Generally, our answer is backward compatibility: if one can make sure that the most recent version of TBB is loaded first, it should"just work" even if some client modules depend on an earlier version. For incompatible implementation changes, we use symbol versioning too, including versioned namespaces. But old symbols are still available and work.

I understand however that it's not always possible to make sure the most recent TBB is loaded. We provide some support to identify such a situation, e.g TBB_runtime_interface_version() function can be used to retrieve the version of the TBB DLL, and do some dispatching. Unfortunately, that might not work as well.
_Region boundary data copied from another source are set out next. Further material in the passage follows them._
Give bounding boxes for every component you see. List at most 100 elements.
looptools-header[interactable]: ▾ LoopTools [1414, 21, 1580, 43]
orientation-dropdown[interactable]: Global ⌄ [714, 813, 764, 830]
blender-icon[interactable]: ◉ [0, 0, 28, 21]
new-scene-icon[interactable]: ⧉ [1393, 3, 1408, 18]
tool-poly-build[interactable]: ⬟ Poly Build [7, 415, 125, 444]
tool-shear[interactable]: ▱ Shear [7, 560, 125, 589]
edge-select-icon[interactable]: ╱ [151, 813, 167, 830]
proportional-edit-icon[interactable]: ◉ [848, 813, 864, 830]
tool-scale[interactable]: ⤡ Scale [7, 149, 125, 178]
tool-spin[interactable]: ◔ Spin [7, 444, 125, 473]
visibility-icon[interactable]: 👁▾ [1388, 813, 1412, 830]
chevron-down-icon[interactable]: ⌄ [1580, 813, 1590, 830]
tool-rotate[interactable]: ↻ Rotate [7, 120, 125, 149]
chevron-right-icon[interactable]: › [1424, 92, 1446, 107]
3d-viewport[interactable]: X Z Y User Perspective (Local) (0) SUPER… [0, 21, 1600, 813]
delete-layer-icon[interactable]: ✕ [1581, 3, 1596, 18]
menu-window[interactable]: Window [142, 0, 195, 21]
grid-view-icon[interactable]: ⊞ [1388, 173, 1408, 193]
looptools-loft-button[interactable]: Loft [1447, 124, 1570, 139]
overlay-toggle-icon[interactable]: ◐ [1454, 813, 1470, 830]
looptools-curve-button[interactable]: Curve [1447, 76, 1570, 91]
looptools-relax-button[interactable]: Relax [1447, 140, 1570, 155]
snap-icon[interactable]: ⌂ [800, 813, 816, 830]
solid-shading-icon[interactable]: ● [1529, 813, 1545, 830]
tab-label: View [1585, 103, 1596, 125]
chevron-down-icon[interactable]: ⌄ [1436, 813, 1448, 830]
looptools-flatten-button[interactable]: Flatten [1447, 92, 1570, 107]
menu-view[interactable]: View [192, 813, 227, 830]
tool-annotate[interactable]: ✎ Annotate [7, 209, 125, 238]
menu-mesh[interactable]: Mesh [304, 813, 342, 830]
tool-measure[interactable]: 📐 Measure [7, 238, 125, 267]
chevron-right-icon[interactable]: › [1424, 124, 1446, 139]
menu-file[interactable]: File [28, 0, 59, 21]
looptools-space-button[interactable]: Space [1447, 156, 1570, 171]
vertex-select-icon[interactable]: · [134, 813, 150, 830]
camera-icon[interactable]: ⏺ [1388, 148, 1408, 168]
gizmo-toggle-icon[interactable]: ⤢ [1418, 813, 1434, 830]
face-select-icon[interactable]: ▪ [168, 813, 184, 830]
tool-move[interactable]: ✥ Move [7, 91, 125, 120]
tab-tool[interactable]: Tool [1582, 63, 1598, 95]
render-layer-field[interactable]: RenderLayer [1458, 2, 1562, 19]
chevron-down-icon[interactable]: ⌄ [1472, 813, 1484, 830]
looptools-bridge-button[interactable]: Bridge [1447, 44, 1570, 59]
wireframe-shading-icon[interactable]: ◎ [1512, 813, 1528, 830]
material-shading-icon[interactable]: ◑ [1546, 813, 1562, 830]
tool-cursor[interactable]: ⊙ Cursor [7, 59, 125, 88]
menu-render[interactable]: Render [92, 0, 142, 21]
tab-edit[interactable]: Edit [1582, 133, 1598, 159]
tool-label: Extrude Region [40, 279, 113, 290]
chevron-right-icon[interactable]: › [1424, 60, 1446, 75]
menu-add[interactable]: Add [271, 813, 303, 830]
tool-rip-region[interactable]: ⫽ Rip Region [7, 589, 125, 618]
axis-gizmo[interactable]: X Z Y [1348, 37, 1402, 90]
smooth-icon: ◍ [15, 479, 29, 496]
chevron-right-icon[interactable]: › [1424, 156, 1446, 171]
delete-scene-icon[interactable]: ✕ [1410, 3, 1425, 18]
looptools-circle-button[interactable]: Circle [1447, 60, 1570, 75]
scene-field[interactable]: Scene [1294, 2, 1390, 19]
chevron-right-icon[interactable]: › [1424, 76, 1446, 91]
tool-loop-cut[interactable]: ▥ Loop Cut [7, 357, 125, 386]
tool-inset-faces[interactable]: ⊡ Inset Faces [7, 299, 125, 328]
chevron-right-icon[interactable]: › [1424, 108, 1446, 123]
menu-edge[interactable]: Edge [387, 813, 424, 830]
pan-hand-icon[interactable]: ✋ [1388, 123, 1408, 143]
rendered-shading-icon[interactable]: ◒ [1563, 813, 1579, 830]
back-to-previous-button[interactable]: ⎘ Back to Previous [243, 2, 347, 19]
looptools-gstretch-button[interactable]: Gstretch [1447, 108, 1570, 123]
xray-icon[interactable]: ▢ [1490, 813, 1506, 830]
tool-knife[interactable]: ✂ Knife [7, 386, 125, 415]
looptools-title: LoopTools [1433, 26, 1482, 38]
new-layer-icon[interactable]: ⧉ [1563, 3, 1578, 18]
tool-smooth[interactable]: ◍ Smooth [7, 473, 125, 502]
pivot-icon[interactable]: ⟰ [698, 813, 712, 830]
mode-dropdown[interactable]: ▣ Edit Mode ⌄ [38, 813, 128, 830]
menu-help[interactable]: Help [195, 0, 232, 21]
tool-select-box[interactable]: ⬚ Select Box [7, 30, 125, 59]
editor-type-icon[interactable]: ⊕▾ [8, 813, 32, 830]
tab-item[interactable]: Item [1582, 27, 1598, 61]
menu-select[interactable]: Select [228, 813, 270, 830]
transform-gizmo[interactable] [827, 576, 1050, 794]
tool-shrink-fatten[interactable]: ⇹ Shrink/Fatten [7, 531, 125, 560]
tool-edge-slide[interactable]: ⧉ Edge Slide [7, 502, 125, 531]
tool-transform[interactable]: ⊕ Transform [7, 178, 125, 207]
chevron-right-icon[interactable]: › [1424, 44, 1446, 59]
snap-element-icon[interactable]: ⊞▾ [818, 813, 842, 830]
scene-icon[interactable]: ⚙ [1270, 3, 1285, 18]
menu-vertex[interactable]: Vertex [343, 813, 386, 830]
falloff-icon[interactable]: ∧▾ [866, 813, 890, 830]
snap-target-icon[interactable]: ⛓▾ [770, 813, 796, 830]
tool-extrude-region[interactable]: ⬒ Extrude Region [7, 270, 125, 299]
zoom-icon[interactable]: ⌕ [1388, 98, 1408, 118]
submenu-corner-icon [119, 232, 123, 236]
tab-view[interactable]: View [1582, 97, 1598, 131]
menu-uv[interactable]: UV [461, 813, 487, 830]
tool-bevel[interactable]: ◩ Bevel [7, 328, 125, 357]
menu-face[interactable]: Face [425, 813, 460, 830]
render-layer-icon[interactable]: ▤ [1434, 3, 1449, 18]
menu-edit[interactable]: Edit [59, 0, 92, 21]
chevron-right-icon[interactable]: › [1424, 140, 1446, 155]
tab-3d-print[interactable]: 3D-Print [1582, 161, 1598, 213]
We are working on providing programmers with more control over which TBB DLL is used, but it's not yet available. For now, I can suggest following approaches:
1) simple - switch back to TBB 2.1;
2) complex - don't make your main module to depend on TBB, except maybefor TBB_runtime_interface_version() which should be satisfied by TBB 2.1 (at least starting from a certain update). Encapsulate all work with TBB in a separate DLL that you could load at runtime using LoadLibrary. Your main module then detects whether the TBB version in the process address space satisfies the requirements, and if yes it loads the TBB dependent module to do the job, otherwise it can fall back to a sequential implementation, or fail gracefully. Also for LoadLibraryExyou can specify a flag to look for all DLL dependencies next to the DLL itself, which possibly can help to load the appropriate version of TBB.